Jour 1

Mathoodlia

Dimanche soir. Je m'attends au pire comme si c'était le meilleur. Maman stresse. Elle m'oppresse. Je ne sais pas où aller, coincée entre les rumeurs qui circulent autour de moi. Confinement, couvre-feu, dix-huit heures, quarante-cinq jours, chez moi, chez maman, chez Rachel, chez un amoureux d'un mois, à Lille, à Calais, seule, accompagnée, libre, immobile, train, voiture, aller au travail, ne pas y aller, rester là.
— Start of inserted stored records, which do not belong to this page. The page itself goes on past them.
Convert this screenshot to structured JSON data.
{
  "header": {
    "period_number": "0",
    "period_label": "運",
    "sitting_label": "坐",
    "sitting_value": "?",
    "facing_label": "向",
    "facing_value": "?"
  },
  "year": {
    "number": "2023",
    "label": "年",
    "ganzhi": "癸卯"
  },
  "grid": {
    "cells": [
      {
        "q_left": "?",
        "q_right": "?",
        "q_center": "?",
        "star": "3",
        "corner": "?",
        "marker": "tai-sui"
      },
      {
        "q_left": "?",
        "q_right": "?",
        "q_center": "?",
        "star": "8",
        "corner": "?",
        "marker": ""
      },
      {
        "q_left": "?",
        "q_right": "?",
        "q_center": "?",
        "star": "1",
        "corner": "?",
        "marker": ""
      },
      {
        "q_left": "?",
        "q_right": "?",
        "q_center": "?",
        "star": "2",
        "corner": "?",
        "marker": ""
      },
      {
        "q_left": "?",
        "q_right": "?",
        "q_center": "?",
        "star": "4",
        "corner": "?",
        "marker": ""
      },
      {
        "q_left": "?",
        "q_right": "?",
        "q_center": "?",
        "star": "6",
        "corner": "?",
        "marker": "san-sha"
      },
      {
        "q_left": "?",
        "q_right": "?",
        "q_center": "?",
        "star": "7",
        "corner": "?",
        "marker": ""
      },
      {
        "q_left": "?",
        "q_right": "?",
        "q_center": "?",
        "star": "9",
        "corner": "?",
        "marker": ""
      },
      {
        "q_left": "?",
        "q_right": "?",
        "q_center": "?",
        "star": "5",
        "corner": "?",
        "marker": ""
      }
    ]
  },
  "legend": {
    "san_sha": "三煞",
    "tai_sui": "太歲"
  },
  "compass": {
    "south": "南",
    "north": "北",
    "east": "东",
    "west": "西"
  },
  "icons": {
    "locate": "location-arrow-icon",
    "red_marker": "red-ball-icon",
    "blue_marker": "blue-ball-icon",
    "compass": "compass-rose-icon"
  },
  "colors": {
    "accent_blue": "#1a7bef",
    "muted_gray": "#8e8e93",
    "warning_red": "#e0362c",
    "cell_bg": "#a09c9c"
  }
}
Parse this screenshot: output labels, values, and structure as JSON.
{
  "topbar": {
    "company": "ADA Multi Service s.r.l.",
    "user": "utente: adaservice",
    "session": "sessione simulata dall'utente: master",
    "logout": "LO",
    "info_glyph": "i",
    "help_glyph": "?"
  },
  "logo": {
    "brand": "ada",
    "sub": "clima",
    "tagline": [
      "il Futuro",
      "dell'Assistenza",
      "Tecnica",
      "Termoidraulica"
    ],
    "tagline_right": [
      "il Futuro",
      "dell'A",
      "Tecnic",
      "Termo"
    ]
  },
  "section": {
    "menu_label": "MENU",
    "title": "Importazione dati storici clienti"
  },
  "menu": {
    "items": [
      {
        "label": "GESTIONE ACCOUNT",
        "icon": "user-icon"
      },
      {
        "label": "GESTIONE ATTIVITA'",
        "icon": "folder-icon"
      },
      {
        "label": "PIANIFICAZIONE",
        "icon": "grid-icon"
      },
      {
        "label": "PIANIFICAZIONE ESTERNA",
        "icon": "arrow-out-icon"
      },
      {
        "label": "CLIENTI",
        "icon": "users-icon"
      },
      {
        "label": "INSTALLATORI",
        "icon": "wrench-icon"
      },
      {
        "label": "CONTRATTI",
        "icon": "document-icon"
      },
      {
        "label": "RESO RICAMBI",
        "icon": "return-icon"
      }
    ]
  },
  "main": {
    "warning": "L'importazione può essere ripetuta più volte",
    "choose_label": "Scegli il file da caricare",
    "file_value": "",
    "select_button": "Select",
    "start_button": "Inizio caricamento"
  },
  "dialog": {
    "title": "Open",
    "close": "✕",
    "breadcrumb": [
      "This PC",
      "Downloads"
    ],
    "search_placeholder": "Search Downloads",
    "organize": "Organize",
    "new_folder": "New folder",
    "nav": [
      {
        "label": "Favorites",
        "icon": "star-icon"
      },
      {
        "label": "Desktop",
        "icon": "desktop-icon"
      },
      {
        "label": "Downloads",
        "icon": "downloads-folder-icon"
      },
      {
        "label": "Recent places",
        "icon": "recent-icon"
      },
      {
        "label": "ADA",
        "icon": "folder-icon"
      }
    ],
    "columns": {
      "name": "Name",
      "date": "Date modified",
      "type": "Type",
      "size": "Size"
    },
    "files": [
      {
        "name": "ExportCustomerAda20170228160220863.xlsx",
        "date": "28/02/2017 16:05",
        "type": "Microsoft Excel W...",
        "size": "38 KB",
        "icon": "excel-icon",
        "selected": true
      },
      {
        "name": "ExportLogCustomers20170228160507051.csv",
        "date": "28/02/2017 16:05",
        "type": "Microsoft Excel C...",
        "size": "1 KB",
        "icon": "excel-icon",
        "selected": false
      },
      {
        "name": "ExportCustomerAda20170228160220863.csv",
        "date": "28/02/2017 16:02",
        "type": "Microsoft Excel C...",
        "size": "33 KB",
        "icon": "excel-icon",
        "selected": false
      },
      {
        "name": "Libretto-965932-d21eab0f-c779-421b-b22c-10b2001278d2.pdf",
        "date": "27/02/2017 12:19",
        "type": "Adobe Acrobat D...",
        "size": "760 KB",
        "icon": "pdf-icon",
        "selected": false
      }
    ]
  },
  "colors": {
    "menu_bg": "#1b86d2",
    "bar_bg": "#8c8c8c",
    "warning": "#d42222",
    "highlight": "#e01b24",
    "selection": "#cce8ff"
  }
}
La nuit, je ne dors pas, trois heures du matin, je regarde Koh-Lanta et identifie deux ou trois conseils pour vivre ensemble sur une ile déserte. C'est décidé, je me réveillerai, le réveil est activé, 6h15… 6h30… 6h45… Maman ouvre ma porte… 6h50… Je me lève. Douche en vitesse. Le train est à 7h32. Une heure et quinze minutes dans le train. 8h47, j'arrive à Lille. Je file au travail. Faire mes cartons, couper des morceaux de scotches, finir mes archives. Archiver, c'était la priorité, onze boites de documents aujourd'hui anciens, qui devaient partir loin de mon travail, loin de moi, dans une lieu que je ne connais pas. Ensuite, on s'en va et tout le monde est censé savoir où aller.  Liberté, perle rare, que je devais laisser. Etat d'urgence sanitaire, il me fallait choisir ma prison. Le luxe de trancher entre celle d'or ou d'argent, de bronze ou d'emmerdes. J'attends. Je vais voir Rachel. C'est décidé, je ferai comme elle, j'assume rien et on verra. J'arrive. Elle est perdue. Merde. Elle aussi.
On déjeune. Spaghettis, curry, carottes et jambon du Pays. C'est bon. Je m'amuse toujours bien avec Rachel. Elle me fait rire. On fume une cigarette. Café et morceaux de chocolat. Et après on a le droit de ne rien faire, Netflix, elle m'explique une série, je hoche la tête mais je ne comprends rien à cette histoire. Je m'en fiche, je ne fais rien, une dernière fois.
Je vais faire des courses, tout le monde en fait alors moi aussi. Pates, conserves et alcools, je casse et renverse une bouteille, perturbée par la panique générale, par ces gens autour de moi, par mon panier plein.
Je rentre à l'appartement. L'appartement c'est chez moi. trente mètres carrés, de vie, de tous les jours, de moi. Au rez-de-chaussée mais l'appartement est orienté plein sud, une lumière qui t'éclaire mais te chauffe aussi, c'est pas mal. Mais merde, c'est le bordel alors j'astique. Saint-Marc, Vinaigre Blanc et Febreeze, Cillt Bang quand c'est vraiment sale. Faudrait pas que je passe pour celle que je ne suis pas. Peau de banane sur la table basse, je glisse, je perd le contrôle, j'ai besoin d'une pause.
Le telephone sonne. Encore. Je pense que maman est une harceuleuse notoire mais elle m'aime alors je l'aime aussi. Je visualise l'écran, Pierre. C'est pas maman. Je répond.
Il me propose de venir vivre chez lui, dans une seconde chambre que personne n'occupe mais qui peut servir pour des personnes dans ma situation. Une période de confinement de quarante-cinq jours est à prévoir. Je comprends, ça me fait plaisir alors j'accepte sans trop réfléchir.
Une dernière machine, histoire de laver mon linge sale. C'est long même si c'est le mode rapide. Une heure, deux heures… Je dois agir, le Président va parler à 20h. Je m'active et part ailleurs.  J'abandonne la machine qui tourne 1000 fois par minute pour nettoyer ma saleté, pour aller chez l'amoureux d'un mois, profiter de sa télévision et de sa compagnie, une dernière fois.
Le Président parle, un discours hors sol pour moi qui voulait du concret. Couvre-feu, fermetures, confinements, armée, amendes, matraques et coups de feu.
On picole. Je suis bourrée. Je me sens bien, encore un personne qui me fait rire. Fous à lier. Il m'arrive souvent d'essayer de le séduire et parfois de le baiser. On s'endort, son visage posé contre mon sexe, j'ai soif, je me réveille, 5h. Demain à douze heures, je serai immobile, confinée autant que fatiguée et furieuse et rentrerai chez Pierre, chez mon chez moi provisoire mais reconductible. Sans mes amoureux, sans ceux que je ne supporte pas.